Isn't that just good old-fashioned ZBB (zero-based budgeting), with the added piquant twist of a weighting for believability (when judging the bids) based on past (under-)performance of budget-holders.
Like most good ideas it's probably time to spin that wheel again and give it a shot ... it's new to most people and has the great advantage of pi88ing-off the empire-builders, whilst enabling the well-planned to have a proper impact.
ZBB- far too management accounty for me . (But just had a quick read so get the rough jist)

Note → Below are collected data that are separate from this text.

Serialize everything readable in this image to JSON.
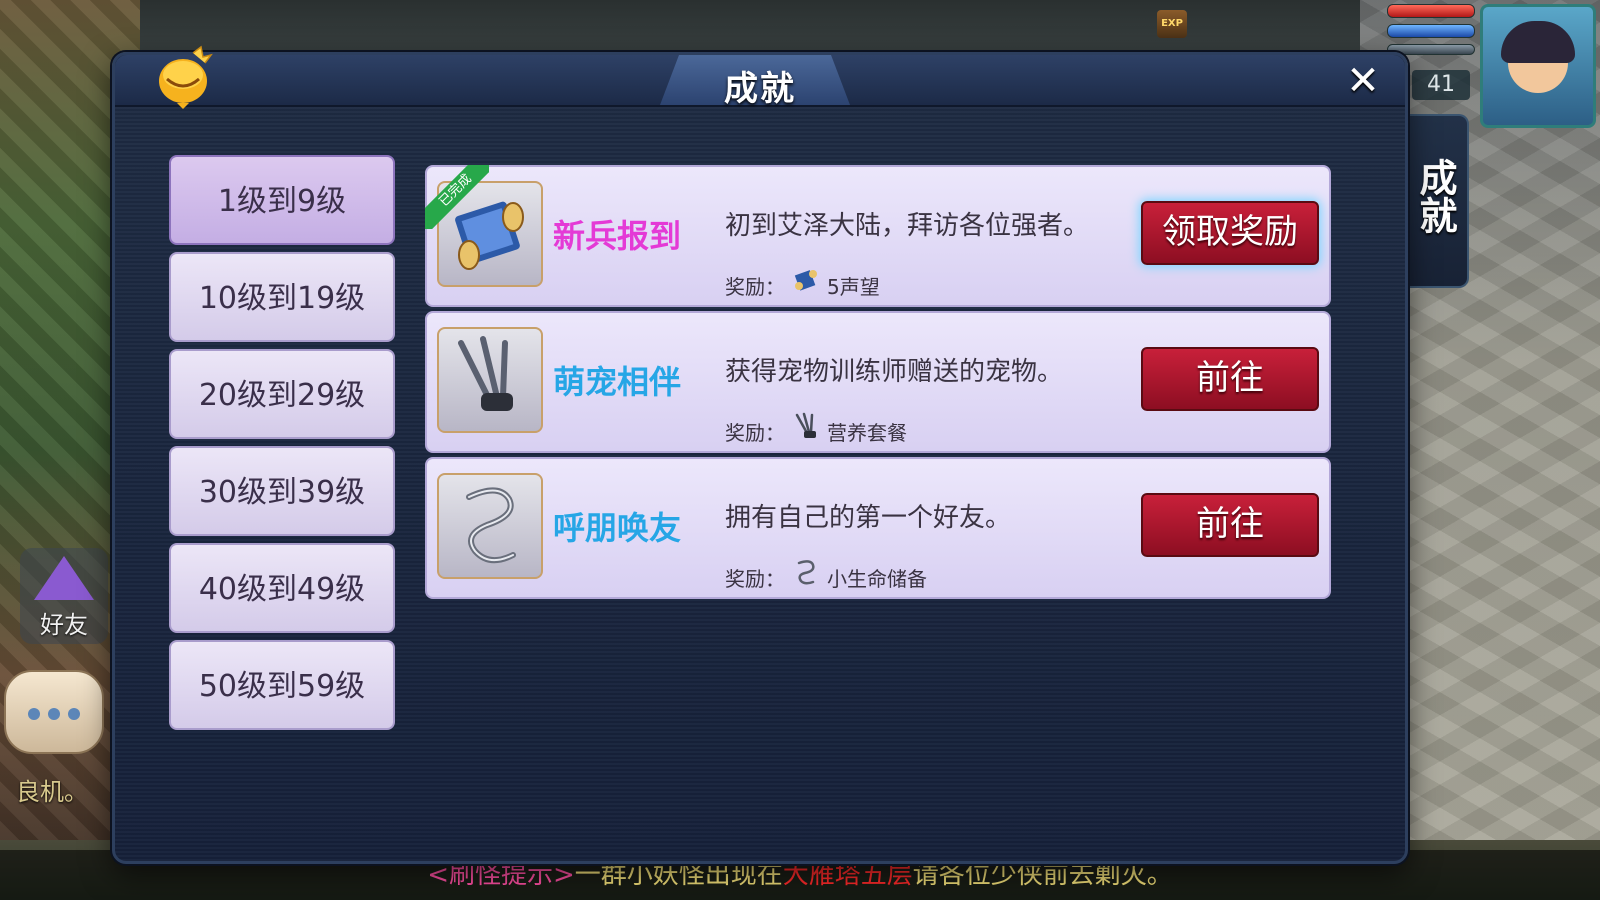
{
  "dialog": {
    "title": "成就",
    "close_glyph": "✕"
  },
  "level_tabs": [
    {
      "label": "1级到9级",
      "active": true
    },
    {
      "label": "10级到19级"
    },
    {
      "label": "20级到29级"
    },
    {
      "label": "30级到39级"
    },
    {
      "label": "40级到49级"
    },
    {
      "label": "50级到59级"
    }
  ],
  "achievements": [
    {
      "icon": "scroll-icon",
      "badge": "已完成",
      "name": "新兵报到",
      "name_color": "#e43ad6",
      "description": "初到艾泽大陆，拜访各位强者。",
      "reward_label": "奖励：",
      "reward_icon": "scroll-icon",
      "reward": "5声望",
      "button": "领取奖励"
    },
    {
      "icon": "claws-icon",
      "name": "萌宠相伴",
      "name_color": "#26a6e6",
      "description": "获得宠物训练师赠送的宠物。",
      "reward_label": "奖励：",
      "reward_icon": "claws-icon",
      "reward": "营养套餐",
      "button": "前往"
    },
    {
      "icon": "ribbon-icon",
      "name": "呼朋唤友",
      "name_color": "#26a6e6",
      "description": "拥有自己的第一个好友。",
      "reward_label": "奖励：",
      "reward_icon": "ribbon-icon",
      "reward": "小生命储备",
      "button": "前往"
    }
  ],
  "side_tab": {
    "label": "成就"
  },
  "hud": {
    "level": "41",
    "exp_badge": "EXP"
  },
  "friend_button": {
    "label": "好友"
  },
  "chat_snippet": "良机。",
  "ticker": {
    "tag": "<刷怪提示>",
    "text_before": "一群小妖怪出现在",
    "location": "大雁塔五层",
    "text_after": "请各位少侠前去剿灭。"
  },
  "colors": {
    "button_red": "#c8203a",
    "tab_lavender": "#d4cbe9",
    "dialog_navy": "#1f2c44",
    "ticker_tag": "#ff4fa3",
    "ticker_location": "#ff2a2a",
    "ticker_text": "#f3e07a"
  }
}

I was for a time part of the internal audit team for a NDPB, they contracted the firm I was with to perform the role, and the spend for spends sake was very apparent when you analysed the expenditure trend per quarter, Jan- Mar accounting for far more than 25% of the annual (and the trips/mileage that took place in that quarter, presumably to get over 18k miles back then, was quite staggering relative to the previous 9 months)
The most extreme (that sticks in my memory anyway) was back in the first decade of this century ... I was in a taxi in Dublin, trying to get from the airport to a meeting in the centre of town (and conscious of the time for my return flight) - but every road he took had 'works' ongoing with consequential holdups/chaos.
I asked (sarcastically) if anyone in Dublin *didn't* work on road maintenance - and he looked at me in astonishment. "I thought everyone knew ... at this time of year there's only 5 weeks left to spend the EU funds, so we dig everything up even if it was fine and then re-lay it. That way our budget next year will increase"!
Could use that in Edinburgh, our roads are frightful
https://www.thescottishsun.co.uk/motors/3719450/edinburgh-pothole-capita...
I work in an organisation where accruals are not based on open POs. The idea is that the existence of value on a PO is not sufficient evidence that goods or services have been received. It just means that there is a commitment to buy. We do accept cost centre manager communication and third party docs such as surveyor reports, but we use invoices that we receive that have yet to processed to generate accruals. The theory being that suppliers mostly tend to send invoices only once goods are delivered/services are complete and therefore monies are due. The invoices are registered on our systems so the data is efficient to retrieve, they just have not yet been processed against POs or cost centres yet. We also have a system where GRNs can be raised against POs before invoices are processed. All this being said, we still end up with unresolved credits in the following year/month, but nowhere near as many as in the article's example.
Apart from debate on budgeting; How can one make accrual, if is just Purchase Order, goods or services not received by year end? If goods or services received but not invoiced, sure do make accrual and this case you will receive the invoice in a few days as supplier will be needing money for their deliveries. Similarly Sales can not be booked on Sales orders only unless goods / services have been delivered by year end, if so raise invoice.